The relation of paternal caffeine consumption to spontaneous abortion was first investigated by Weathersbee et al6,10. Few other studies since then have accounted for this variable (Parazzini et al19). Weathersbee found that paternal caffeine use resulted in adverse pregnancy outcome, while Parazzini did not. Beach et al examined the concentration of caffeine in men after a 200 or 400mg dosage. The caffeine was rapidly distributed into semen where it reached a concentration almost identical to that which was concurrently observed in blood. The caffeine half-life in both fluids was almost the same. It was concluded that caffeine partitions rapidly into secretions that contribute to the formation of the ejaculate, hence paternal caffeine intake at the time of conception could have reproductive implications29.
Another factor that was difficult to control for in these studies was the occurrence of nausea and vomiting. Nausea usually appears about six weeks into pregnancy and disappears six to eight weeks later. It is thought that increased estrogen and human chorionic gonadotropin (hCG) is the cause of this phenomenon. Nausea is generally a positive prognostic indicator for favorable pregnancy outcome. The occurrence of nausea may cause a change in normal food consumption patterns.

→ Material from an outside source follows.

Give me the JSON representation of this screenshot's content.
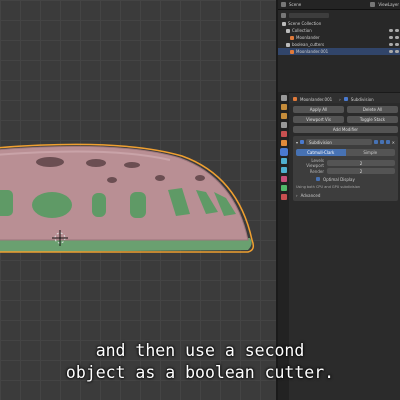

This change extends to consumption of caffeine. Some studies that included nausea as a variable found that women who did not experience nausea were at a higher risk for spontaneous abortion. As nausea disappears, caffeine intake increases possibly leading to spurious results. This in itself does not prove that caffeine is a cause of spontaneous abortion, but raises the question of whether there is a positive correlation. Stein and Susser12 point out that if nausea begins to fade when pregnancy fails, normal caffeine intake is likely to be resumed at some point after pregnancy failure but before the expulsion of the conceptus. This may result in an erroneous appearance of raised caffeine intake before miscarriage12. They also point out that pregnancies doomed to fail from the outset, do not face additional risk from environmental factors.
Summary and Conclusion
Two of the main explanations for the relationship between caffeine and spontaneous abortion are one, that caffeine causes chromosomally normal spontaneous abortions and two, that higher caffeine levels in pregnancies resulting in spontaneous abortion are a correlate or consequence, not a cause, of spontaneous abortion17. A large prospective longitudinal study, following caffeine consumption and pregnancy outcomes, taking into account the variables listed above may prove to be the ideal way to approach this topic. As it stands today, the relationship of caffeine and spontaneous abortion remains uncertain. Based on equivocal research, it would be wise for pregnant women to follow a conservative route by limiting or excluding caffeine from their diet.